At last, the Leather Jacket is served: an oblong of fragile white flesh sheathed in wrinkled skin. A shower of sparks erupts from the grill; billowing smoke renders the cooks as wraiths. In the darkness, lilting music drifts from tinny speakers: a lament by Abida Parveen, Pakistan’s Queen of Sufi song. Suddenly, I am gripped by an irrational certainty that—whatever the headlines might augur—Karachi is going to be okay.
Murders brought me to the city, once again. In the past six months, there has been a new spike in what are known here as “targeted killings”—drive-by shootings, usually carried out by gunmen on motorbikes, each a carefully calculated move in a blood-soaked game of Monopoly. Political parties; religious extremists; criminal gangs; Taliban militants: all are locked in a multi-sided turf war waged through murder, extortion and threats. The daily toll ebbs and flows to a mysterious rhythm; though everyone agrees that the city feels less and less safe. No-go zones expand like inkblots. Behind a facade of intoxicating bustle, Pakistan’s “city of light” is slowly turning into a city of invisible divides.
And then there is Biryani of the Seas. The outdoor restaurant sprung up a couple of years ago on a stretch of pavement at the foot of a mottled block of flats in Clifton, a wealthy district of palatial homes and high walls that is both far removed from – and encircled by – Karachi’s grittier suburbs, where life is less certain. As offices empty, a polite crowd comes here to sample some of the best seafood in the city. On good nights there’s the ghost of an Arabian sea breeze.
Syed Ali Raza Abidi, an affable scion of fish exporters, founded Biryani of The Seas in 2010, hiving off a fraction of the catch purchased each day by his family’s industrial-scale business to grill over charcoal then serve at a cluster of plastic tables. An unassuming Impresario, Abidi is to be found each evening overseeing the unhurried relaxed service, while his men work a simple kind of magic with Grouper, Barramundi, Red Snapper and Pangush.
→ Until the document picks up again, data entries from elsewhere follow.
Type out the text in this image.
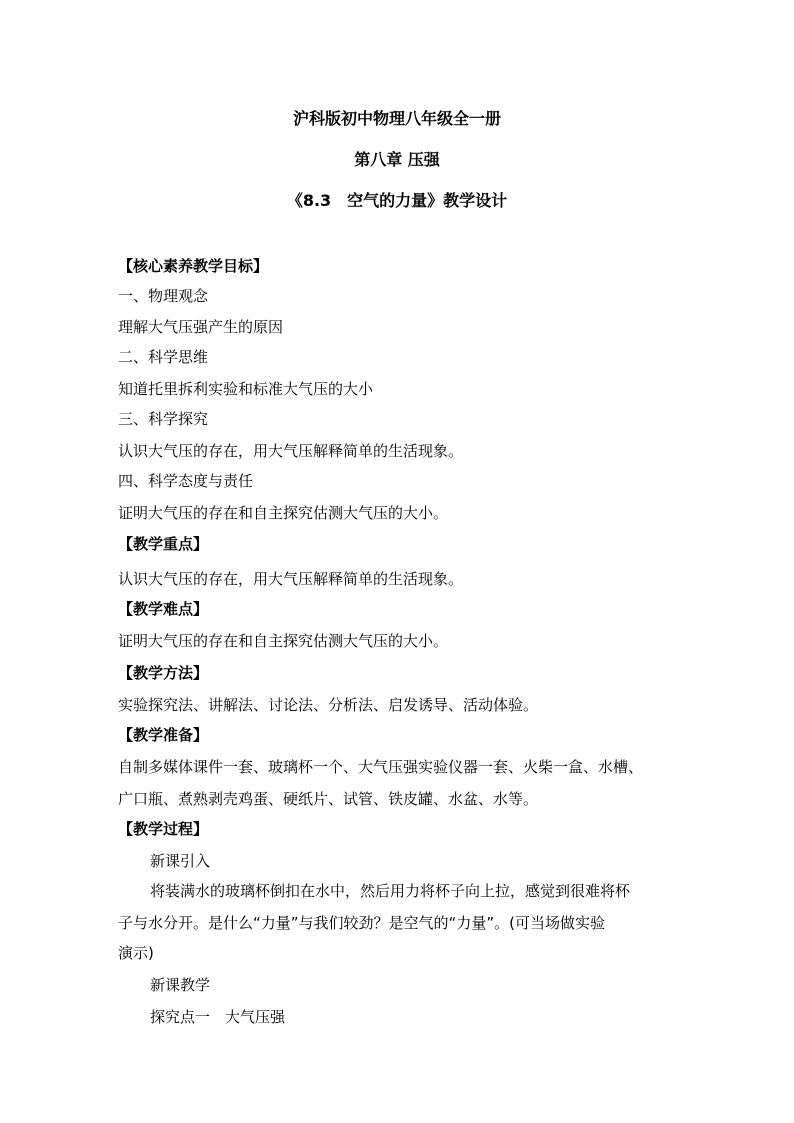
沪科版初中物理八年级全一册
第八章 压强
《8.3　空气的力量》教学设计
【核心素养教学目标】
一、物理观念
理解大气压强产生的原因
二、科学思维
知道托里拆利实验和标准大气压的大小
三、科学探究
认识大气压的存在，用大气压解释简单的生活现象。
四、科学态度与责任
证明大气压的存在和自主探究估测大气压的大小。
【教学重点】
认识大气压的存在，用大气压解释简单的生活现象。
【教学难点】
证明大气压的存在和自主探究估测大气压的大小。
【教学方法】
实验探究法、讲解法、讨论法、分析法、启发诱导、活动体验。
【教学准备】
自制多媒体课件一套、玻璃杯一个、大气压强实验仪器一套、火柴一盒、水槽、
广口瓶、煮熟剥壳鸡蛋、硬纸片、试管、铁皮罐、水盆、水等。
【教学过程】
新课引入
将装满水的玻璃杯倒扣在水中，然后用力将杯子向上拉，感觉到很难将杯
子与水分开。是什么“力量”与我们较劲？是空气的“力量”。(可当场做实验
演示)
新课教学
探究点一　大气压强
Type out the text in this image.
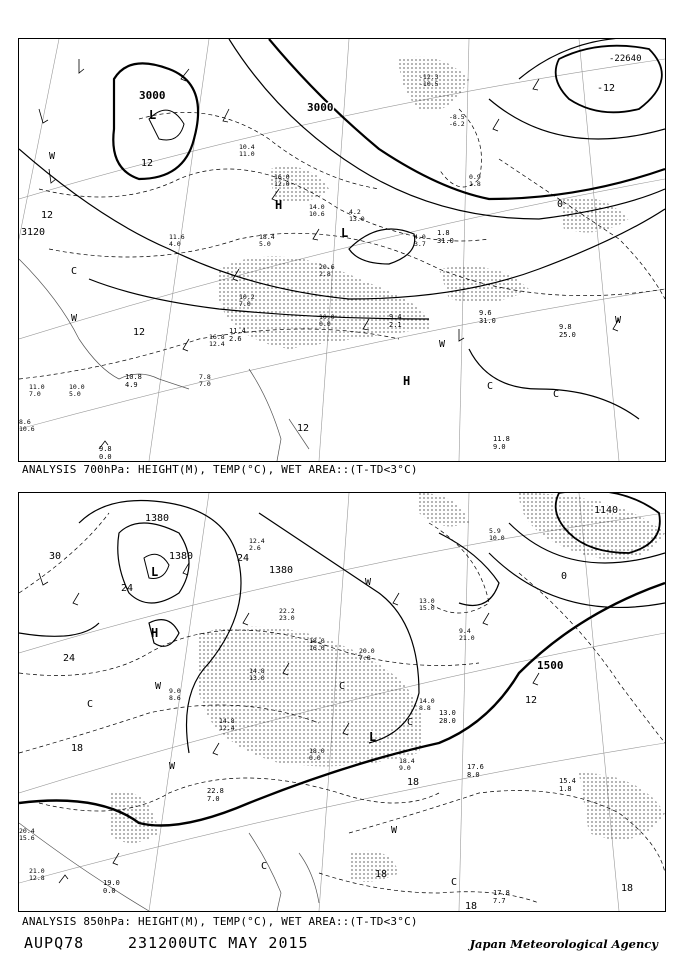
10.4
11.0
16.0
12.0
14.0
10.6	4.2
13.0
18.4
5.0
20.6
2.8
4.0
3.7
10.2
7.0
10.0
0.0
16.8
12.4
-12.3
-10.5
-8.5
-6.2
0.9
1.8
11.6
4.0
11.0
7.0
10.0
5.0
8.6
10.6
7.8
7.0
3000
3000
3120
12
12
12
0
12
-12
L
L
H
H
W
C
C
W
W
C
W
9.6
31.0
9.8
25.0
11.8
9.0
1.8
31.0
9.4
2.1
11.4
2.6
-22640
10.8
4.9
9.8
0.0
ANALYSIS 700hPa: HEIGHT(M), TEMP(°C), WET AREA::(T-TD<3°C)
12.4
2.6
22.2
23.0
18.0
16.0	20.0
7.8
14.8
13.0
13.0
15.0
9.4
21.0
14.0
8.8
14.8
12.4
18.0
0.0	18.4
9.0
5.9
10.0
20.4
15.6
21.0
12.8
9.0
8.6
1380
1380
1380
1500
1140
30
24
24
24
18
18
18
18
12
0
18
L
H
L
C
C
W
W
C
C
W
W
C
17.6
8.0
15.4
1.8
22.8
7.0
19.0
0.0	17.8
7.7
13.0
28.0
ANALYSIS 850hPa: HEIGHT(M), TEMP(°C), WET AREA::(T-TD<3°C)
AUPQ78	231200UTC MAY 2015	Japan Meteorological Agency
Start with battered hoops of calamari and a buttery makhni made from white prawns – or penaeus indicus as Abidi, in aficionado mode, would insist on calling them. Sesame seeds give the dish ballast; a zing of fresh ginger ensures it hits some notes too. Scoop it up with warm garlic naan, its puffy, blistered surface seared shades of brown to black by the glowing embers.
Next comes a plate laden with Tiger prawns – charred, apostrophe-shaped monsters of serious succulence. The centrepiece, of course, is the Arabian Sea fish known as Leather Jacket – served on foil to preserve its feathery texture, and escorted by roughly chopped quarters of lemon. By rights, such an exquisite meal has no business being hawked on an unprepossessing stretch of sidewalk. For all the shadows gathering over Karachi, the unexpectedly delicate taste of a dish with a name like Leather Jacket is surely evidence for the existence of other, better-concealed charms.
A pause, and then Zafrani Shahi Tukra – the “Royal Dessert” – Pakistan’s answer to bread-and-butter pudding. One of Karachi’s widows has carved a lucrative niche for herself making the sweets for Abidi’s restaurant , and she is liberal with her saffron and almonds. Finally, mugs of sugary milk tea. There is no better fortification ahead of a journey into the Karachi underworld, and no more comforting reminder that however fast the murderous whirligig spins, all in the city will somehow be well.